Some thoughts on politics/lit/tech/life itself


Democracy & Elitism // Fish

There’s a “salon” here where people get together once in a fortnight to discuss a topic. The other week we were talking about politics and I floated the idea that there are “good” and “bad” voters: those who understand the issues to a greater extent and vote correctly representing their interests, and those who understand less, whose vote is essentially adding noise to the system. I’ve been groping towards an idea of “democratic elitism” for a while, in which the great value of democracy, I think, is that everyone’s interests are represented equally, but the messy practice of democracy muddies that and leads to suboptimal outcomes.

In this as in most things, it turns out that there’s a literature. While reading Alan Ryan’s biography John Dewey and the High Tide of American Liberalism, I came across Dewey’s debates with journalist Walter Lippmann, a towering figure in American journalism I’d never heard of. He studied under Santayana at Harvard, co-founded the New Republic, and was a much read journalist and critic for half a century. (This helpful 1980 retrospective in Foreign Affairs is temporarily ungated, probably due to an oversight.) In the Lippmann-Dewey debates, Lippmann made several very prescient critiques of the media-public pipeline: firstly, reality is too complicated for anyone to understand, and journalists tend to fall back on a stereotype backed up by some reporting. Secondly, the public has little interest in political engagement, and is not prepared to pay the price of thorough, well-researched journalism. “For a dollar, you may not even get an armful of candy, but for a dollar or less people expect reality/representations of truth to fall into their laps.” A lot of important facts are impossible to find out, and editorial judgment adds bias to the allocation of news coverage. Thus, people don’t want to keep up, and wouldn’t be able to even if they could.

Lippmann advocated a technocracy, where a governing elite would be advised by a cadre of technocrats, experts in a very narrow field. (Lippmann’s name is thus associated with our modern vision of the neoliberal state, and in fact it was Foucault who pointed out that the the term originated at the first meeting in Paris of the Colloque Walter Lippmann.) Dewey’s side of the argument was in favour of civilian journalism, and a “Great Society” of slow community-wide consensus. (Always majestic in idealism but obscurely phrased, Dewey’s writing was perfectly described by Oliver Wendell Homes Jr.:“So methought God would have spoken had He been inarticulate but keenly desirous to tell you how it was.”)

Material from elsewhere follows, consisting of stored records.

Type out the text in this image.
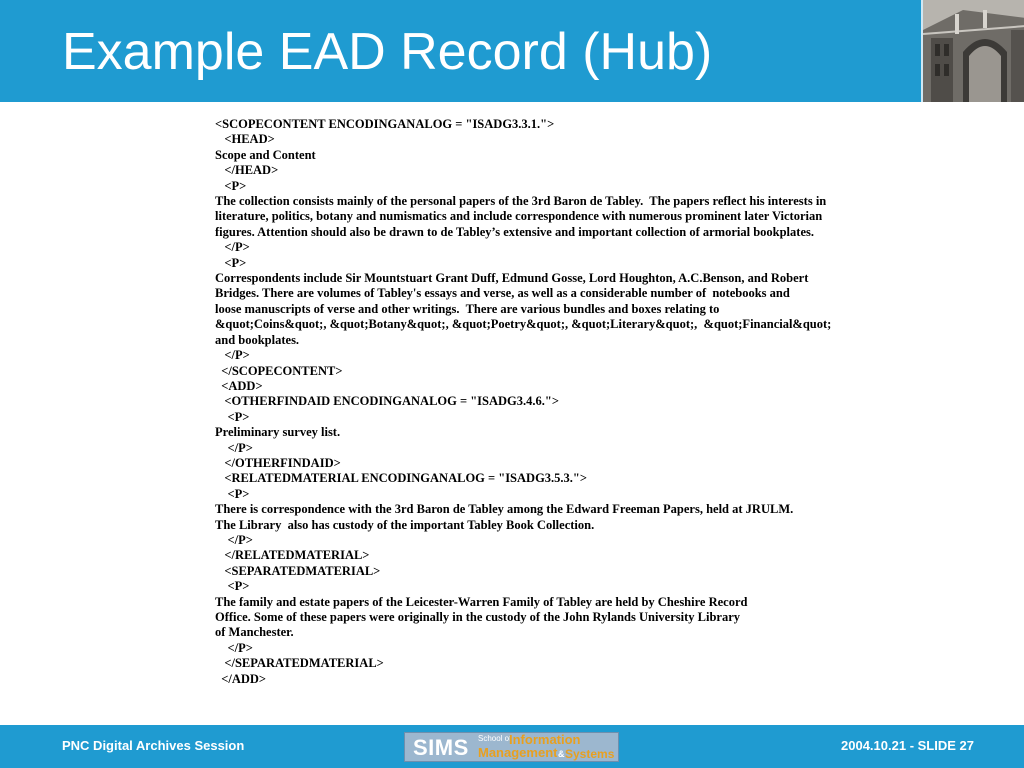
Example EAD Record (Hub)
<SCOPECONTENT ENCODINGANALOG = "ISADG3.3.1.">
<HEAD>
Scope and Content
</HEAD>
<P>
The collection consists mainly of the personal papers of the 3rd Baron de Tabley.  The papers reflect his interests in
literature, politics, botany and numismatics and include correspondence with numerous prominent later Victorian
figures. Attention should also be drawn to de Tabley’s extensive and important collection of armorial bookplates.
</P>
<P>
Correspondents include Sir Mountstuart Grant Duff, Edmund Gosse, Lord Houghton, A.C.Benson, and Robert
Bridges. There are volumes of Tabley's essays and verse, as well as a considerable number of  notebooks and
loose manuscripts of verse and other writings.  There are various bundles and boxes relating to
&quot;Coins&quot;, &quot;Botany&quot;, &quot;Poetry&quot;, &quot;Literary&quot;,  &quot;Financial&quot;
and bookplates.
</P>
</SCOPECONTENT>
<ADD>
<OTHERFINDAID ENCODINGANALOG = "ISADG3.4.6.">
<P>
Preliminary survey list.
</P>
</OTHERFINDAID>
<RELATEDMATERIAL ENCODINGANALOG = "ISADG3.5.3.">
<P>
There is correspondence with the 3rd Baron de Tabley among the Edward Freeman Papers, held at JRULM.
The Library  also has custody of the important Tabley Book Collection.
</P>
</RELATEDMATERIAL>
<SEPARATEDMATERIAL>
<P>
The family and estate papers of the Leicester-Warren Family of Tabley are held by Cheshire Record
Office. Some of these papers were originally in the custody of the John Rylands University Library
of Manchester.
</P>
</SEPARATEDMATERIAL>
</ADD>
PNC Digital Archives Session	SIMS School of
Information
Management & Systems
2004.10.21 - SLIDE 27
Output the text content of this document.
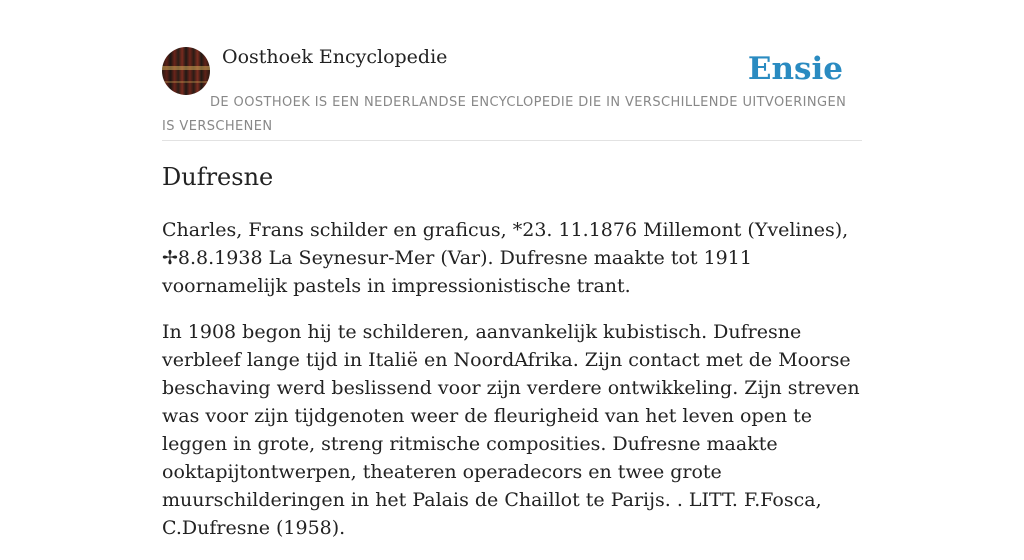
Oosthoek Encyclopedie	Ensie
DE OOSTHOEK IS EEN NEDERLANDSE ENCYCLOPEDIE DIE IN VERSCHILLENDE UITVOERINGEN IS VERSCHENEN
Dufresne

Charles, Frans schilder en graficus, *23. 11.1876 Millemont (Yvelines), ✢8.8.1938 La Seynesur-Mer (Var). Dufresne maakte tot 1911 voornamelijk pastels in impressionistische trant.

In 1908 begon hij te schilderen, aanvankelijk kubistisch. Dufresne verbleef lange tijd in Italië en NoordAfrika. Zijn contact met de Moorse beschaving werd beslissend voor zijn verdere ontwikkeling. Zijn streven was voor zijn tijdgenoten weer de fleurigheid van het leven open te leggen in grote, streng ritmische composities. Dufresne maakte ooktapijtontwerpen, theateren operadecors en twee grote muurschilderingen in het Palais de Chaillot te Parijs. . LITT. F.Fosca, C.Dufresne (1958).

Ryan notes that the classic theorist of democratic elitism is actually Joseph Schumpeter. In his famous work Capitalism, Socialism and Democracy Schumpeter argued that a) the people are unlikely to know what is best for them, since they are usually manipulated by politicians, and b) even if they did have a clear agenda, they wouldn’t know the best means to achieving it. He thus (following Weber) argued for a largely arms-length democratic system, in which policy decisions are made at a government level and the public’s role is restricted to choosing one of these options and giving it a rubber stamp.

Of course the issue here, where a lot of people disagree with me, is if there really is a rational, ideal way to run a modern society. The democratic upheaval of the last few years (which no doubt sowed the seed of these musings) can arguably be attributed to the failure of the watchman state during the financial crisis and America’s war on terror. If the technocrats cannot claim greater knowledge than the public, what authority do they hold? And if reason has no special status in public life, does that mean that we are all forever doomed to shout at each other to no end, ignorant voters on a darkling plain?


Today, for the first time in my life, I picked up a whole fish (red tilapia) at the souk, and decided to cook it. It feels so strange and primitive! I gingerly unwrapped the newspaper and plastic bag, let the liquid (blood?) drain, marinated it, added some garlic and thyme and banged it in the oven. A brave new world.